Sua lógica, no entanto, é a dos justiceiros, não a da Justiça. Mistura perversamente ficção e realidade, de uma
maneira que evoca o assassino psicopata do shopping. Seu universo é o
mesmo dos filmes de Charles Bronson. Não serei menos enfático: a sua
inspiração é francamente fascistóide.
* Ainda sobre a Globo, aguardam-se
os resultados do arrastão que promoveu nas demais emissoras. Jô Soares,
Luciano Huck e Serginho Groisman
devem estrear, não se sabe como nem
quando. Ana Maria Braga, que já estreou, vai naufragando com seu "Mais Você", supra-sumo do kitsch, versão televisiva da "musak" (música para
elevadores e salas de espera), cuja função é apenas fazer
companhia ao espectador disperso sem lhe dizer nada.

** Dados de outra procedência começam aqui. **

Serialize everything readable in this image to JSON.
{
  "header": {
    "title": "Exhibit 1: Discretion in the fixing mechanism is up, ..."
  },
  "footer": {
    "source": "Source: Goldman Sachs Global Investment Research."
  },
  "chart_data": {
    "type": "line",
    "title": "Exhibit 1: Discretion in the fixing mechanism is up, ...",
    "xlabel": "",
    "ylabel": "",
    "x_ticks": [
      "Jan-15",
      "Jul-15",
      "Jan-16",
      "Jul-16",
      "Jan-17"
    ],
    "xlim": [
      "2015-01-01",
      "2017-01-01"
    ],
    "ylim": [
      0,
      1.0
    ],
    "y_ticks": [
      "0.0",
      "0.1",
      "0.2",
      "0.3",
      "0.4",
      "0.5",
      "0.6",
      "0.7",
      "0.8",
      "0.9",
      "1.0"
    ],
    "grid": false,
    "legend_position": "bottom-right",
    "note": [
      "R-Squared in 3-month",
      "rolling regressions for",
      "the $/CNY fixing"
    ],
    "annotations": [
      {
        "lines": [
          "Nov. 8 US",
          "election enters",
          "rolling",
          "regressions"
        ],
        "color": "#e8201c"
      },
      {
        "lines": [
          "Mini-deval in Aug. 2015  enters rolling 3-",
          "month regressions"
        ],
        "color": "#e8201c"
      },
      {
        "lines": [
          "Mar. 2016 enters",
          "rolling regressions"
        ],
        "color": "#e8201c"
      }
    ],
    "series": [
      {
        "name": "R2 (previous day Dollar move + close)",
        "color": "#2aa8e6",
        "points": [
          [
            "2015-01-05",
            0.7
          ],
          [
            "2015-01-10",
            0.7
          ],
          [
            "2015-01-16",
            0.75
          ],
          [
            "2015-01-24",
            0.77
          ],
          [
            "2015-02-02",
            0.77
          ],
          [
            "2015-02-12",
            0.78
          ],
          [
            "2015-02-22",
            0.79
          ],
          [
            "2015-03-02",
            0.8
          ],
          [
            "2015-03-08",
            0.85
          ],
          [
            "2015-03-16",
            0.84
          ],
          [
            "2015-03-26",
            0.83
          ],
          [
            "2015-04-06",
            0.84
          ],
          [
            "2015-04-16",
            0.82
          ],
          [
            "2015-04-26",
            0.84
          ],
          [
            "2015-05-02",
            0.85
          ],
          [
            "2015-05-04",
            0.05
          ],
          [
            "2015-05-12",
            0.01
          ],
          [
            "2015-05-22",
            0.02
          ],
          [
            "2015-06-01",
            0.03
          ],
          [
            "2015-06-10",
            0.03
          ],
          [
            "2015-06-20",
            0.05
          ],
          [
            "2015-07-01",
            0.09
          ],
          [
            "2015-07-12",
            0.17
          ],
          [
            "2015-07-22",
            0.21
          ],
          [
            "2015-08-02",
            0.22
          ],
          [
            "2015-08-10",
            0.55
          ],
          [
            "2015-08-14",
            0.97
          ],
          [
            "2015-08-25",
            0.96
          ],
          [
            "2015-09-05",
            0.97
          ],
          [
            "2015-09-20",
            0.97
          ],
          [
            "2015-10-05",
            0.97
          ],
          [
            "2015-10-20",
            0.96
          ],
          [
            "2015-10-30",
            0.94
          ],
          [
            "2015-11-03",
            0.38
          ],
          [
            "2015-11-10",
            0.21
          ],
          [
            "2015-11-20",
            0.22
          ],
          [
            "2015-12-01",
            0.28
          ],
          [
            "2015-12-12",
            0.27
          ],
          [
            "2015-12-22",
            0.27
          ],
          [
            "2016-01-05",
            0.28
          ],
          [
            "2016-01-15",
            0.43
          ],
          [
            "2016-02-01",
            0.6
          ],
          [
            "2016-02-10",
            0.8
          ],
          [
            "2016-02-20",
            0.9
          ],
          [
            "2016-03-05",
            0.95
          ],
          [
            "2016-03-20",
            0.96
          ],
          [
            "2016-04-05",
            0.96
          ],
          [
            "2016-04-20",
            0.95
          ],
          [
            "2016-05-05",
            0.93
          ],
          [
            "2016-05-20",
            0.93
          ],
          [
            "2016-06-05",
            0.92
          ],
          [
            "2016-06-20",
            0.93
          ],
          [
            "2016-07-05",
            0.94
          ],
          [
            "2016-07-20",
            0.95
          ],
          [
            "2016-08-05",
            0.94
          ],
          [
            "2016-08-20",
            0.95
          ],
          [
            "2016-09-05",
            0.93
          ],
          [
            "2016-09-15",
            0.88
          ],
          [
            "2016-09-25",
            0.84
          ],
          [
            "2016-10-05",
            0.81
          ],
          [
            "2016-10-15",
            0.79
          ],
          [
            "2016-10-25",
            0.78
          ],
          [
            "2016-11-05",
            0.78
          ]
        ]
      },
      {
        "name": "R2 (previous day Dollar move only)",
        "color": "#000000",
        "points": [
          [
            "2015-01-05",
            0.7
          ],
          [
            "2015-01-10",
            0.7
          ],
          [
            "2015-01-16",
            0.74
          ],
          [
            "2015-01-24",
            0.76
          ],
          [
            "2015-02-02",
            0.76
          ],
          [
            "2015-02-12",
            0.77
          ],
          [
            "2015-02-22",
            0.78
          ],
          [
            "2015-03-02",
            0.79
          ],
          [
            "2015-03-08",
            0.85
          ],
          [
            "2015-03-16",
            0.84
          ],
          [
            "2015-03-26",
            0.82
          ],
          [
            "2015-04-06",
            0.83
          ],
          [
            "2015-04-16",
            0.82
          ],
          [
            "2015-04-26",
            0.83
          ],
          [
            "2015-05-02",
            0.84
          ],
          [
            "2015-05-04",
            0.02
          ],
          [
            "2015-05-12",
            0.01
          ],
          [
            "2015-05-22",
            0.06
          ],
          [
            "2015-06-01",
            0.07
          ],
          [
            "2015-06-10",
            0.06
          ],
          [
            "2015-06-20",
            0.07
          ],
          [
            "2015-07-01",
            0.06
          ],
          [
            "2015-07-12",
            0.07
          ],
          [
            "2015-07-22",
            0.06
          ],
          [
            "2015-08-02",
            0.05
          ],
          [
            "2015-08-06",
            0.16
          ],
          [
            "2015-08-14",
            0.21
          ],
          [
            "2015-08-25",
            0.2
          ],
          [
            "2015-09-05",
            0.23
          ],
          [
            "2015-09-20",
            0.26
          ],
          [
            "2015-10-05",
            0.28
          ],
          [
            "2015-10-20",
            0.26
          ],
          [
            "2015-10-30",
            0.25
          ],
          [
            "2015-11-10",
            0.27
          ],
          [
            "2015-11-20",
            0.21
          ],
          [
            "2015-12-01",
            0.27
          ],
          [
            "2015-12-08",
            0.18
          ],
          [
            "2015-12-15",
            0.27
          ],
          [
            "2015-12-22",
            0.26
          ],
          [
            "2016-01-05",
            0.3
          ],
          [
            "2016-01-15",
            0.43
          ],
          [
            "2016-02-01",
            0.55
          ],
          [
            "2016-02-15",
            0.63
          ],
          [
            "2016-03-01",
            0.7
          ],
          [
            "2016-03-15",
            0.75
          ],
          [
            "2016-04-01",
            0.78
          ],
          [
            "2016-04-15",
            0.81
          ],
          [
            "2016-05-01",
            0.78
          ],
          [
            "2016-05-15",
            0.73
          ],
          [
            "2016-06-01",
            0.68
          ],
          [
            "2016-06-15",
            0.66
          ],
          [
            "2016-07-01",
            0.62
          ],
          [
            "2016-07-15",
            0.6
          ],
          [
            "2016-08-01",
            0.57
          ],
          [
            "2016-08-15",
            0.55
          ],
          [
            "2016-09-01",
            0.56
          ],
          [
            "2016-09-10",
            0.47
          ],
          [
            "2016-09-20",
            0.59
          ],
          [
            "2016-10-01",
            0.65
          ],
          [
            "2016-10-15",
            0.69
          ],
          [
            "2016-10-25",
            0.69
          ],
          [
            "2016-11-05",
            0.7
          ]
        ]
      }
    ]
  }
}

* A TV Cultura chegou aos 30 anos em crise, financeira
e de identidade. Está num buraco negro, emparedada entre a popularização da TV aberta e as opções de elite da
TV por assinatura. Seu presidente, Jorge Cunha Lima,
forjou uma das frases do ano quando disse, no Maximídia, o maior evento de negócios da mídia, que a emissora
estava aberta à "sociedade publicitária". A Cultura vive de
seu passado. O presente é sofrível, e o futuro, bem...
* Também se desmoralizou este ano o secretário do Direitos Humanos, José Gregori -e com ele um extenso
coro de vozes moralistas, algumas oportunistas, outras
bem-intencionadas-, cuja cruzada pela qualidade na
TV não passou de diversionismo para agradar à classe
média insatisfeita com a baixaria. Sobrou disposição para
o factóide, faltaram seriedade e inteligência ao debate. No
ano 2000, quando o bug passar, veremos o filme de novo.